Questo è un vantaggio perché rende la seconda edizione compatibile con tutte le espansioni della prima. Lasciando a disposizione dei giocatori – vecchi e nuovi – tutto il numeroso materiale aggiuntivo uscito negli anni.
L’unica espansione che al momento è in arrivo con una seconda edizione è Dominion Intrigo, sempre pubblicata da Giochi Uniti e la cui uscita dovrebbe essere imminente. Intrigo è un’espansione che permette di giocare anche senza la scatola Base, mentre a chi ha anche il Base permette di aumentare il numero di giocatori fino a 8 (ma su due tavoli).
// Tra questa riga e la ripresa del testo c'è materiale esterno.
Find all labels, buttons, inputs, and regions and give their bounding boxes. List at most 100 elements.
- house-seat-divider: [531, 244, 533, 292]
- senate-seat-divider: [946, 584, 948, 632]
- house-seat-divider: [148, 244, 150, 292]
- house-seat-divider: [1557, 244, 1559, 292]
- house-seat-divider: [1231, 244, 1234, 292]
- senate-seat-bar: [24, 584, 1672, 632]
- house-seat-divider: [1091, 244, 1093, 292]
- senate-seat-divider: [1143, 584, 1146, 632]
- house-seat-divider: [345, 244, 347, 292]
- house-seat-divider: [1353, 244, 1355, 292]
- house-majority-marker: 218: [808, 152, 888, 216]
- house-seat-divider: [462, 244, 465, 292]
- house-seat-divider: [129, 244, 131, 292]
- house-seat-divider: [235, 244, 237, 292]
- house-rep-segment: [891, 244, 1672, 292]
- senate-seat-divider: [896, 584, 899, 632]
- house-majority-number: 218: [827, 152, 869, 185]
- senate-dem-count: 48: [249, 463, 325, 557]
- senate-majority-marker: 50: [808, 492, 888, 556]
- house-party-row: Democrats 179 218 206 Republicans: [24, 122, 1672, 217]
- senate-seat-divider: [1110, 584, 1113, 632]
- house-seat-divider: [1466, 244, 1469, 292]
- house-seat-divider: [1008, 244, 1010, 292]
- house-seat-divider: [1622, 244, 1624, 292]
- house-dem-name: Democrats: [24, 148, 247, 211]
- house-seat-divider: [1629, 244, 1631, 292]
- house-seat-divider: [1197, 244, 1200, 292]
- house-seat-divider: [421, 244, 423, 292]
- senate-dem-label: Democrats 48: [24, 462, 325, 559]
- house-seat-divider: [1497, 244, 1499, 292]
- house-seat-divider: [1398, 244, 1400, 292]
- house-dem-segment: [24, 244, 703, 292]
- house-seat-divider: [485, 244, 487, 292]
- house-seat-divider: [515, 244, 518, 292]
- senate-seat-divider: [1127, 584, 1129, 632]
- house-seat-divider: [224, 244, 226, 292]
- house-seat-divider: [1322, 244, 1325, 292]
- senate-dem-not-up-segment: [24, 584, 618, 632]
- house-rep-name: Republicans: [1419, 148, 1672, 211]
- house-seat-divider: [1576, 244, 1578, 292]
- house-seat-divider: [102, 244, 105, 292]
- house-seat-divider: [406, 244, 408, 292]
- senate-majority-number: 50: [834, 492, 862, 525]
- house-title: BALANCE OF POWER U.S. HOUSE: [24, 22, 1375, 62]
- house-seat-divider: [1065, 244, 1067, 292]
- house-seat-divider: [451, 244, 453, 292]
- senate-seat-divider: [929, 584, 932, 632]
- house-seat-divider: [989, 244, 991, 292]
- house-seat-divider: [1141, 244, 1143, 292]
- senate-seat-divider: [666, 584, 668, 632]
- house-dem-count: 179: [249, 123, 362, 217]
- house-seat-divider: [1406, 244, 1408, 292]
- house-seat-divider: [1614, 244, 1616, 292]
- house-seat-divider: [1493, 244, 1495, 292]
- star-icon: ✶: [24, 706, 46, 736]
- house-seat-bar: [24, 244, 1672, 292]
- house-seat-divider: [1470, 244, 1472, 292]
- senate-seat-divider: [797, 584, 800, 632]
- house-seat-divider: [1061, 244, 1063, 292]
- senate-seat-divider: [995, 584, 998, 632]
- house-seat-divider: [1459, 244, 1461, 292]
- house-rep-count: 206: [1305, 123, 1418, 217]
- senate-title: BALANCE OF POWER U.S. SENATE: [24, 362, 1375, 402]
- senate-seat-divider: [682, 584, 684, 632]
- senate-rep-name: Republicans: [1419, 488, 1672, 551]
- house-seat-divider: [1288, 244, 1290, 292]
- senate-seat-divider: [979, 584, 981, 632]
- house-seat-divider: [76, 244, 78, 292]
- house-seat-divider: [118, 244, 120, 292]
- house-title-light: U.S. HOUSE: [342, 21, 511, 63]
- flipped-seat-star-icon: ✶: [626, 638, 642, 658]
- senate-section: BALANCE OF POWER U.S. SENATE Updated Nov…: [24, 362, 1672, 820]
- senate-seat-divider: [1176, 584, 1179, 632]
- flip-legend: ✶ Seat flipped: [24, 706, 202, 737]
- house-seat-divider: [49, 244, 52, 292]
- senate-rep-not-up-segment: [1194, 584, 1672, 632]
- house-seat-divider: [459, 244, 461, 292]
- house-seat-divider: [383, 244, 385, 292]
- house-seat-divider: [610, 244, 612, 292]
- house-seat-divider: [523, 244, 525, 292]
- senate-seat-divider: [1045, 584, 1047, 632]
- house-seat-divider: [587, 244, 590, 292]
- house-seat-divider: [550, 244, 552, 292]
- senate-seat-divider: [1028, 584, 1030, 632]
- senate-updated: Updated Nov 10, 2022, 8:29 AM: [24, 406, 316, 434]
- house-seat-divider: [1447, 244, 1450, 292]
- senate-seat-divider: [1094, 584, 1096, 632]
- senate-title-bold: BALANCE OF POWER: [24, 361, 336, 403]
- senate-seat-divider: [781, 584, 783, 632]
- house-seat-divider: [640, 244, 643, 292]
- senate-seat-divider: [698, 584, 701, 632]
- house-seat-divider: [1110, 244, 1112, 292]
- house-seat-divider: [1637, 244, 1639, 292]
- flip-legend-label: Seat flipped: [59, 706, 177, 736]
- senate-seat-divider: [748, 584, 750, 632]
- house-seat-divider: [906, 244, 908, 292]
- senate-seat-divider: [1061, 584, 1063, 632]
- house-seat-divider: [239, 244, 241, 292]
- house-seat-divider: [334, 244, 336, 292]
Con la seconda edizione di Dominion molti giocatori potranno recuperare un titolo storico da aggiungere alla propria collezione. Dominion però non è solo un pezzo da collezione da tenere come un cimelio, è un gioco che non sente il peso degli anni, è ancora godibile e rimane tuttora uno dei migliori deckbuilding che ci sono in circolazione. È vero dopo Dominion sono usciti molti titoli validissimi e per certi versi superiori. Se però si è in cerca di un gioco semplice e adatto a tutti Dominion continua a rimanere la scelta ideale.